How does Liz’s role exemplify a major symbol in the novel, as the final lines suggest (“As he fell, Leamas saw a small car smashed between great lorries, and the children waving cheerfully through the window”)?
In John Le Carre's classic novel of espionage and betrayal, The Spy Who Came in from the Cold, Liz Gold represents innocence, naivety, and oppression. As a Jewish woman, and as was seen with the East German agent Fiedler, Liz is a marked figure. She is the universally oppressed character whose faith in a future dominated by an atheistic culture offers a refuge from the prejudices that dominated Europe during the recently-passed world war. Alec Leamas, in contrast, is the embodiment of world-wise but eternally corrupted, a professional and experienced practitioner of deceit—part of a "squalid procession of vain fools," to quote the character's self-description.
About halfway through Le Carre's novel, Leamas has a close encounter with another driver, forcing him to slam on his brakes to avoid a collision. As the author describes his protagonist's observations, Leamas "saw out of the corner of his eye four children in the back [of the other vehicle] waving and laughing." Again, the symbol of innocence and naivety: the children are enjoying the adventure, oblivious to the very real dangers they are experiencing. The final passage in The Spy Who Came in from the Cold depicts Liz's execution by East German border guards and Leamas's final moment of contemplation before deciding on death for himself. The frightened father driving the other vehicle in which rode those four children are riding is re-imagined in the final sentence, the car now crashed but the children still happily enjoying the experience. The father of the children is presumed dead.

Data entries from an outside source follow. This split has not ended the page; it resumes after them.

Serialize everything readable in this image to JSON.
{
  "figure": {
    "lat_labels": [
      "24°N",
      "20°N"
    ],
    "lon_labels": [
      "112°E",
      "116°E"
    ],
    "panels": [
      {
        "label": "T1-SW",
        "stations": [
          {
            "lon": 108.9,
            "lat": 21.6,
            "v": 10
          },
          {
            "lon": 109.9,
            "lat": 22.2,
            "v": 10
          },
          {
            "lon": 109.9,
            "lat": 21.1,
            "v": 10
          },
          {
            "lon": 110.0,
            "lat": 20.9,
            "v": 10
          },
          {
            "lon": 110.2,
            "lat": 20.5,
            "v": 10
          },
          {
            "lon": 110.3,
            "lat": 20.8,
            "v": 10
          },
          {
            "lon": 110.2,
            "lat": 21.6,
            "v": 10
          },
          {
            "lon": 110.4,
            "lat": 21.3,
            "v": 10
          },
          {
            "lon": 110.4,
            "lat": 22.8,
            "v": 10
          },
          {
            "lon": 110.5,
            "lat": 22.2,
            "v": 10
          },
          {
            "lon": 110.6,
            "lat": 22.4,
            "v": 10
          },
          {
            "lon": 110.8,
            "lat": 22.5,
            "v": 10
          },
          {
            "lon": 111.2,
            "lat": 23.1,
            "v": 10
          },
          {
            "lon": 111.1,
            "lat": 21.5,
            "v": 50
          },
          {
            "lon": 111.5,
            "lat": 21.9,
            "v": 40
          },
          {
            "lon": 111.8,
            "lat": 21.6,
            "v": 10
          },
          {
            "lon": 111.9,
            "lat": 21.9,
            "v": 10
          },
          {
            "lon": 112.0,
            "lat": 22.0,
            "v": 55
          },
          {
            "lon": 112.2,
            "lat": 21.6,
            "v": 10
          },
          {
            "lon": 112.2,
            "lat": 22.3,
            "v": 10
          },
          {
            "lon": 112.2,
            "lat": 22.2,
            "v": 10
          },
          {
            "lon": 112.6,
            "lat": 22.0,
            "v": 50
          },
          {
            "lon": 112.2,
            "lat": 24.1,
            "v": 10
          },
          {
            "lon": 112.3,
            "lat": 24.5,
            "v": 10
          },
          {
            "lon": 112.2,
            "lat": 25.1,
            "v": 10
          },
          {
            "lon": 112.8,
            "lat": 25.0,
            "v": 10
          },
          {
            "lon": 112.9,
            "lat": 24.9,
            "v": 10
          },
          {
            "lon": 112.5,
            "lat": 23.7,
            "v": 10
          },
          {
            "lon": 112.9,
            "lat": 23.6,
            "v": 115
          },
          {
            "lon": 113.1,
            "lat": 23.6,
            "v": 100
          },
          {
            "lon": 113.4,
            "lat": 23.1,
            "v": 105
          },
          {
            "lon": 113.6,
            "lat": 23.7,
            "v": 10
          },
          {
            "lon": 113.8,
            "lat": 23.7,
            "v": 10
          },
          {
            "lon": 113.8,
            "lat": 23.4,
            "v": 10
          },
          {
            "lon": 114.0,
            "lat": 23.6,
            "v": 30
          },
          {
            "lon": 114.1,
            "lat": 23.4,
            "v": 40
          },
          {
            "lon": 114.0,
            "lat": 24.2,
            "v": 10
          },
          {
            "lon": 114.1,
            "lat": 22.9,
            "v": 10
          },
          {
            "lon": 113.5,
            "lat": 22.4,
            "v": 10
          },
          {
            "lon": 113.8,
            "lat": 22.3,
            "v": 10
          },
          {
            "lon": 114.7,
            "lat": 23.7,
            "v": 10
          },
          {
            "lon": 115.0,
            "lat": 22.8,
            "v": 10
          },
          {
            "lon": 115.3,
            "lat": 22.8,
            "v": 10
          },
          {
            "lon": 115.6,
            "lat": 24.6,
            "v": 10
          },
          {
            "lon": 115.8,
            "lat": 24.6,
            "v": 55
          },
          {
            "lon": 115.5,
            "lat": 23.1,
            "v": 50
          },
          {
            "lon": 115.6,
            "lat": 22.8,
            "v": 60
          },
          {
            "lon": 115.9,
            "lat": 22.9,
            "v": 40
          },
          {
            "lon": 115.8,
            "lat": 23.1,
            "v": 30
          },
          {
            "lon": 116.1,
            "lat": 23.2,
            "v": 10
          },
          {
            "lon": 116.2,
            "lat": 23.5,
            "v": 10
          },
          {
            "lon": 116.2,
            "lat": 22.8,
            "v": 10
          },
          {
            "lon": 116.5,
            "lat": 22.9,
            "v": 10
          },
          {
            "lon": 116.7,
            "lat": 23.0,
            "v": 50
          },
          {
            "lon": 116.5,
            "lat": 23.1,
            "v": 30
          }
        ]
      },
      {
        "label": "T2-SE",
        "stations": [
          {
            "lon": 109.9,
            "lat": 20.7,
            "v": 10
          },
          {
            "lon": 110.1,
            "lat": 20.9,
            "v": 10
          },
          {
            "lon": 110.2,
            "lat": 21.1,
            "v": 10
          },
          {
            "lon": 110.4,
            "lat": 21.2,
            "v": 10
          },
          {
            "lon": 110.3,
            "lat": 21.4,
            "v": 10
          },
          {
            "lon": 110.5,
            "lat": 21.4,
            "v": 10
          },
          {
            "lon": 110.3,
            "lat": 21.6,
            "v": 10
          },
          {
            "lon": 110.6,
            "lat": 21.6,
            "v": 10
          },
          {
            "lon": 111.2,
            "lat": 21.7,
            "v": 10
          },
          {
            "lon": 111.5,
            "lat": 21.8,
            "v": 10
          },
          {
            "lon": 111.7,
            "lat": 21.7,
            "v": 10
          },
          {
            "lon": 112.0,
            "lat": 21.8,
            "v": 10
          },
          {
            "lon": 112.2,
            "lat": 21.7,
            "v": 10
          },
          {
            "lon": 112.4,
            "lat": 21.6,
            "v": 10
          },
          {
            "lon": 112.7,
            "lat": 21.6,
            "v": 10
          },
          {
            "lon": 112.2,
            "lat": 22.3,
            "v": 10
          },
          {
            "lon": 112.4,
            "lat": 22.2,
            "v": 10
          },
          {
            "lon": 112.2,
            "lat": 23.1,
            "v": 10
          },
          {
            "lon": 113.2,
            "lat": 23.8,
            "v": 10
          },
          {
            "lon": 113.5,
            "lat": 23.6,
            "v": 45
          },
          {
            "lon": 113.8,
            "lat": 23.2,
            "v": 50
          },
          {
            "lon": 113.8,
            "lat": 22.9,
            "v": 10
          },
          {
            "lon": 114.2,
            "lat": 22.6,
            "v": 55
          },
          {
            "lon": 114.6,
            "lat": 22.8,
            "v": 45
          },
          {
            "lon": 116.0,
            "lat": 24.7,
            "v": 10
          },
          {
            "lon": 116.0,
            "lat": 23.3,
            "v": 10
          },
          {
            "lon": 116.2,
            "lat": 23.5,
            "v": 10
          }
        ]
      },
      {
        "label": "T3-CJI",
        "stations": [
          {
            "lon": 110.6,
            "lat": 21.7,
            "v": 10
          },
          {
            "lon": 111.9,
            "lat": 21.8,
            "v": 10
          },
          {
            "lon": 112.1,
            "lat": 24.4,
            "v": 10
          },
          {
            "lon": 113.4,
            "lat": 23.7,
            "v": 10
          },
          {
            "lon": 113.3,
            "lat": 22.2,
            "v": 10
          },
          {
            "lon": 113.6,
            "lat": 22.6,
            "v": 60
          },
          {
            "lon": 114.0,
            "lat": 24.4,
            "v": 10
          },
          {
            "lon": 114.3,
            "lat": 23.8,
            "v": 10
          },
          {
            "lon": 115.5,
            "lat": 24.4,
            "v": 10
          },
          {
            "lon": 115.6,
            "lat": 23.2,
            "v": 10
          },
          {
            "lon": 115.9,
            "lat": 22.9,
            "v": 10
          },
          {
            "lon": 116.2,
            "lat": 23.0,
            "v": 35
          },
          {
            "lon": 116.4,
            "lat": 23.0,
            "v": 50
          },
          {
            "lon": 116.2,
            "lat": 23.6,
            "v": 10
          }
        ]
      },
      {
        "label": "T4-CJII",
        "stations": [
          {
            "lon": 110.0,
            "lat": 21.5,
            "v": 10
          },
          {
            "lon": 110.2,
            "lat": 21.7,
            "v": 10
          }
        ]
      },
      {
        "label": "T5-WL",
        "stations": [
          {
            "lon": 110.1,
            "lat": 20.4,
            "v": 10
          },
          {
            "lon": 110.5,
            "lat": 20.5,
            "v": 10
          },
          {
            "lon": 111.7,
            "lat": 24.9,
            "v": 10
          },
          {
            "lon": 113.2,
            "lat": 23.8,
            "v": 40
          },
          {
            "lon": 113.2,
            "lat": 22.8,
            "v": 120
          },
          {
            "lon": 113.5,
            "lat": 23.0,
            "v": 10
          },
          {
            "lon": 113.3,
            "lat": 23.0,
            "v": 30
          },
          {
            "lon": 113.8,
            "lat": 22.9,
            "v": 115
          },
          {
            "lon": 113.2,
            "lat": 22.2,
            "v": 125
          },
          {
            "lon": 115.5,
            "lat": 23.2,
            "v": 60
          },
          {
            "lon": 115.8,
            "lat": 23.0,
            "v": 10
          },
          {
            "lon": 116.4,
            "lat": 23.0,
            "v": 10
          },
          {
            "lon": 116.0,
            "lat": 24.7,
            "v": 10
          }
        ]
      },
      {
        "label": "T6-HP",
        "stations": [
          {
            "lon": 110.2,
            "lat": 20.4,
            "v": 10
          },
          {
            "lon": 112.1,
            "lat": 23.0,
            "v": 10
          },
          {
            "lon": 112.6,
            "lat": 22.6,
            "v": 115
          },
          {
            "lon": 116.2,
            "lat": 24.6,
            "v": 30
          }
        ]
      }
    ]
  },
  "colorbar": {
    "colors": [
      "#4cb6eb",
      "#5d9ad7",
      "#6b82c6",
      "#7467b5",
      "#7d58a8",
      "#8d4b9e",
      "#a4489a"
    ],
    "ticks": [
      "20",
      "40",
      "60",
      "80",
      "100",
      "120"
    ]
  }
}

Le Carre's ending is intended to illuminate one final time the innocence and naivety represented by the character of Liz Gold and by those happy but oblivious children. Leamas has realized the extent of the deception of which he has been a part and, now, a victim. The ending, however, is also intended to force the reader to reflect on that earlier near-disaster involving the four children. The chapter in which this encounter occurs begins with a prophetic observation: "It is said that men condemned to death are subject to sudden moments of elation." Leamas, fatally wounded, experienced that "sudden moment of elation": The "children waving cheerfully through the window."